PUBLISHED : Monday, 08 May, 1995, 12:00am
UPDATED : Monday, 08 May, 1995, 12:00am

A LEGACY of the devastating landslides at Baguio Villa and Kennedy Road is the territory's colour-coded storm warning system.


The system was introduced after a public outcry over chaos at schools in the territory on the morning of May 8, 1992.


The Education Department at the time was criticised for delaying the official closure of schools until 11 am, despite the torrential rain - some schools closed early, some remained open and parents were left anxious and confused, not knowing whether their children were safe.


But a departmental spokesman said the confusion which reigned on that morning was unlikely to occur again.


He said there was now a clear awareness among parents that once red or black warnings were issued, the department would automatically announce the closure of schools.


If children were already at school, or had just left to go to school, parents knew children would be supervised by teachers and staff until it was safe to go home and arrangements were made to collect them.
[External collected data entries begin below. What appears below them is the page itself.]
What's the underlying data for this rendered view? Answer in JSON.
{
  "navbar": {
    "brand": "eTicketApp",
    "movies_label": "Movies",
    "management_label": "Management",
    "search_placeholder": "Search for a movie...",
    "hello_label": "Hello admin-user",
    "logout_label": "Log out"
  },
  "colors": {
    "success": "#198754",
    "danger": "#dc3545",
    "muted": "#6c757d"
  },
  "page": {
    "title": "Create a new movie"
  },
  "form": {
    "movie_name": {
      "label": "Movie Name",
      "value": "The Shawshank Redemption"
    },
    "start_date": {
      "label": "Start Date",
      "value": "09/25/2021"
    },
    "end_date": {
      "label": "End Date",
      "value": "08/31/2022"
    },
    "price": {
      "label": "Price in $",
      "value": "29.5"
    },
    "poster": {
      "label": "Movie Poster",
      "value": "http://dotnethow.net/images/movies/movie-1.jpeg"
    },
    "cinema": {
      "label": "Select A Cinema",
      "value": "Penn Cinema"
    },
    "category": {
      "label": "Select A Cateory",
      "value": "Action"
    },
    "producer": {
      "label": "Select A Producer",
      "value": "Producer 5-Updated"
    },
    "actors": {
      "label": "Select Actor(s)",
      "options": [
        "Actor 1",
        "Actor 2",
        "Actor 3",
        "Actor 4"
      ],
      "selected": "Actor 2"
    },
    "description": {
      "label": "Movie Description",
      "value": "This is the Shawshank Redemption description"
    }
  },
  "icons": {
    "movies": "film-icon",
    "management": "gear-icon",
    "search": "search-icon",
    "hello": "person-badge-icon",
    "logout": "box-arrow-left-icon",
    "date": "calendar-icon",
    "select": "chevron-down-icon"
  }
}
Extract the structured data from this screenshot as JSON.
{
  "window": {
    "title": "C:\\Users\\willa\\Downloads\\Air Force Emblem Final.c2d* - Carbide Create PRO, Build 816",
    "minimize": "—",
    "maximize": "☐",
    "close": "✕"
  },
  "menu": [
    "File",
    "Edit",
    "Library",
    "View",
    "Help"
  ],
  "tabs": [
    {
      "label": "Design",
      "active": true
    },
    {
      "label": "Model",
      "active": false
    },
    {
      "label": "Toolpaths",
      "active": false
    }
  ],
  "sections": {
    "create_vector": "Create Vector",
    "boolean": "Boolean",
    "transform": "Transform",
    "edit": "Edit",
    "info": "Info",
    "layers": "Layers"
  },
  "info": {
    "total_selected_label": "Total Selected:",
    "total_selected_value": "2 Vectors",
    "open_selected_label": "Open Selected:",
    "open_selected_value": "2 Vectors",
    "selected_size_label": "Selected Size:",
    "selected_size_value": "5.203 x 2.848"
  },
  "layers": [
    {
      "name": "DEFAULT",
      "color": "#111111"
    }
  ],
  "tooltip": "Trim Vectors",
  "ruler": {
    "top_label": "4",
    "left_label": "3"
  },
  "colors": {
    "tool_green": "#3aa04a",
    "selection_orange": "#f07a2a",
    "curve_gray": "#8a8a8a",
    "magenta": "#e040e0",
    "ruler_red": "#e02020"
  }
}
The spokesman said whenever possible the department would make the first school closure announcement before 6.15 am.


Royal Observatory spokesman Chen Yuk-kwon said the system was working well for schools and the community, with government departments receiving early green and amber warnings in case it was necessary to prepare emergency services.


Regular radio announcements are made during red and black warnings. A red rainstorm warning is issued if 50 millilitres of rain falls in an hour and a black warning follows if 100 millilitres falls in two hours.


In 1992, there were two red warnings and one black warning; in 1993, there were two red and one black; in 1994, there were four red and one black. So far this year, there have been no serious storm warnings.


Unions, however, are concerned workers are confused by the warning system.


Hong Kong Confederation of Trade Unions chairman Lau Chin-shek said that until workers had a guarantee that they would not lose a day's pay when a black rainstorm storm warning was issued, they would continue to endanger their lives.


Mr Lau said many workers could not afford to lose pay, so they would come to work regardless of the weather.


He said most workers on daily wages would not be paid if they did not come to work.